Divine Justice (Camel Club)

Rating: 5 out of 5 stars - Usual good read
I like anything David Baldacci writes, especially his Camel Club series...I found it a page turner...



Rating: 4 out of 5 stars - Last of the Camel Club thrillers?
DIVINE JUSTICE, the fourth in Baldacci's wildly popular Camel Club series, picks up where the quite literal cliff hanger at the conclusion of STONE COLD left us. Oliver Stone, having just assassinated Carter Gray, head of the CIA, and Roger Simpson, who had raised Stone's daughter after his wife's murder, had just made his tenuous escape by leaping headlong off of a cliff into the frigid, storm-tossed waters of Chesepeake Bay. When he breaks the surface and swims to shore, he knows that in order to stay alive and to protect his friends, he's going to have to go into deep hiding without letting anybody know where he's gone, most especially his dear friends in the Camel Club.

As he did with the other entries in the series, Baldacci uses DIVINE JUSTICE to deftly juggle a double intertwined plot. The first, and most obvious plot, is the government's efforts to hunt down Oliver Stone, almost certainly with the intent to forever silence him and ensure that the lid on past CIA black operations is forever slammed shut.

The second plot involves the rather creepy, clearly underhanded goings on in Divine, the sleepy coal-mining town buried so deep in the Virginia backwoods that he couldn't even get a bus ride into town. Stone imagined it to be the perfect shelter below everybody's radar! But the mysterious deaths and suicides, the federal supermax prison and the coal miners' constant trips to the local methadone clinic raised every hair on the back of Oliver Stone's neck. Something was very, very wrong in Divine, Virginia and he just couldn't leave well enough alone and stay hidden for long!

DIVINE JUSTICE, which may well be the closer, continues a fabulous series that thriller fans will eat up with gluttonous gusto. Annabelle Conroy, Alex Ford and the two surviving members of the Camel Club, Reuben Rhodes and Caleb Shaw, are fully developed as characters and fully brought to life as believable heroes. Readers will cheer their little hearts out as Stone's friends work double-time to find him before the government assassins do.

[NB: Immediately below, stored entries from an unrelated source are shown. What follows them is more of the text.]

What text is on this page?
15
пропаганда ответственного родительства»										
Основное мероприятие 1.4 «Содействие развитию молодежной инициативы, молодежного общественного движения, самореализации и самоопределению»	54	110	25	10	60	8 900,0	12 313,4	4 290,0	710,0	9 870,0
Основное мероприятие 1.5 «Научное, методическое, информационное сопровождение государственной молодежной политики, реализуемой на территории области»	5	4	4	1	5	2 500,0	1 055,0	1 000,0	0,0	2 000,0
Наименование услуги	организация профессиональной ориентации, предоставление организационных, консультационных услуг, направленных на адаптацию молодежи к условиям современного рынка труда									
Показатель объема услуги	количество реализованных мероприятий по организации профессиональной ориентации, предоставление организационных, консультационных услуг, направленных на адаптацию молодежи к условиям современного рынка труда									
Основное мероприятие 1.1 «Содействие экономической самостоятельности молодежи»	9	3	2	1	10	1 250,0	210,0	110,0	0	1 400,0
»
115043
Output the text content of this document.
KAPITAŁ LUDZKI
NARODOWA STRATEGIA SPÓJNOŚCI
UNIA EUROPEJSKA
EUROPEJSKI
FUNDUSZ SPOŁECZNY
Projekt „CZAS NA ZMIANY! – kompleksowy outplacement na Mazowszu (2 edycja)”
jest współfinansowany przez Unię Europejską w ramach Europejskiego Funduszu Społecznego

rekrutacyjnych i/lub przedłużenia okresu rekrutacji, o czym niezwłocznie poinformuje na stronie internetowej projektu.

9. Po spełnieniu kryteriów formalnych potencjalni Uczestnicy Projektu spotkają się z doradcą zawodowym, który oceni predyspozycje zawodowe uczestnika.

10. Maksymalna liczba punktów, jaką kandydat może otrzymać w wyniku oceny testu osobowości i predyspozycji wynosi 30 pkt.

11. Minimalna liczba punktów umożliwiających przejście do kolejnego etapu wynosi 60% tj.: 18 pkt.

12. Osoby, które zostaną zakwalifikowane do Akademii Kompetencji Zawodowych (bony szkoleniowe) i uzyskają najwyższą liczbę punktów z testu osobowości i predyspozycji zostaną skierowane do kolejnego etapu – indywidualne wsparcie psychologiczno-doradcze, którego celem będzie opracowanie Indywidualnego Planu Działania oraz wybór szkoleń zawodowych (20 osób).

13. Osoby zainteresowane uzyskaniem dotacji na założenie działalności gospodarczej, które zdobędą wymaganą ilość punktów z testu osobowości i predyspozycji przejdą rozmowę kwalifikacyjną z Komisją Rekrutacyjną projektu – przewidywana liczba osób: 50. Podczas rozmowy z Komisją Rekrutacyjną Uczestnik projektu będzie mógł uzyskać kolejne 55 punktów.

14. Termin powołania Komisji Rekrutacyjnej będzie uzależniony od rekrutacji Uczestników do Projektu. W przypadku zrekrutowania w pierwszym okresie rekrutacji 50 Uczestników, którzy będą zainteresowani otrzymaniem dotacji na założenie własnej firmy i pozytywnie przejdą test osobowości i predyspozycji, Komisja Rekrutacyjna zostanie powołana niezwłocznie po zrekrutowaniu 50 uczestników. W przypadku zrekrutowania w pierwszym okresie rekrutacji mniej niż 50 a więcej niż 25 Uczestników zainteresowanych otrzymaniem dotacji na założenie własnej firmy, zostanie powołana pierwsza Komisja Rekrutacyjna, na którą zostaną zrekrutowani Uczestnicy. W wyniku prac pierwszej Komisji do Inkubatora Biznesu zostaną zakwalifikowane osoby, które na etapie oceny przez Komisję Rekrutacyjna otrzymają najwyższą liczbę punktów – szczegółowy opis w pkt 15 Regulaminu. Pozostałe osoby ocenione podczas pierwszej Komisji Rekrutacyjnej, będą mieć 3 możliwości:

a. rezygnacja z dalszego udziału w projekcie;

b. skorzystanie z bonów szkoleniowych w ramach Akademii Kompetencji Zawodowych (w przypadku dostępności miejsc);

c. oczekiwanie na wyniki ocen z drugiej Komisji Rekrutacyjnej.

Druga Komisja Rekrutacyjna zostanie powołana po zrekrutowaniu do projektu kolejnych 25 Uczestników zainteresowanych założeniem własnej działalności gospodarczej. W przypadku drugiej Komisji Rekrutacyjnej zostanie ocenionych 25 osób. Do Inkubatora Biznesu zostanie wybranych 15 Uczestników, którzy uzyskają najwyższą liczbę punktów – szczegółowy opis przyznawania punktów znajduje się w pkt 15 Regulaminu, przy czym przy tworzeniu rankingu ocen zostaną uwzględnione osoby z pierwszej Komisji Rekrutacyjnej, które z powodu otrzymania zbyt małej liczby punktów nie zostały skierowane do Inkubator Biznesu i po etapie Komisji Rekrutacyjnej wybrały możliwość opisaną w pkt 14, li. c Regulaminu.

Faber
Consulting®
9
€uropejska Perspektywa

Highly recommended. No loose ends or cliff hangers in this one, I'm afraid. While the characters still have room to grow, Baldacci hasn't left himself with an obvious plot direction for a fifth novel in the series. I'm crossing my fingers. We'll have to wait and see.

Paul Weiss




Rating: 2 out of 5 stars - Divine Justice... but not for the reader?
Having read a couple of David Baldacci's books previously, I was expecting quite a lot more with Divine Justice.I guess I'm prepared to overlook the surfeit of minor characters who were all too briefly sketched, and the sometimes clumsy, stilted dialogue, and Stone's contrived and unnecessary love interest with Abby, but.....

The whole "raison d'etre" for Stone arriving in Divine was far, far too left field to swallow!And which kind of wrecked the plot line very early in the piece.Stone is a guy who's been successfully on the run for thirty years from all sorts of desperadoes trying to nail him, including the CIA and FBI, and numerous other government and military agencies.And yet, and yet... after his fight with the three thugs his false ID won't even stand up to scrutiny by a train conductor!This just doesn't ring true at all.In fact it's laughably inept by both thewriter and his protagonist. And later -- to make matters worse plot-wise -- this same train conductor is known personally to the randomly-picked ticketing clerk questioned by Joe Knox, and (unbelievably) also happens to be coming in to write up his paperwork.

Oh, puhleeze!

Way too many similar holes in this plot I'm afraid.



Rating: 2 out of 5 stars - Terrible writing
If it wasn't for the plot, I'd rate this 1 star.The writing is elementary at best and the style is very generic.Many lines and descriptions are very cheesy and a little bigoted at times.



Rating: 5 out of 5 stars - Fantastic Audiobook
Intricate mystery story with a lot of twists and turns.Perhaps one of Baldacci's best.The narration is excellent, and there are even some sound effects. This is the unabridged version, and provides several hours of entertainment.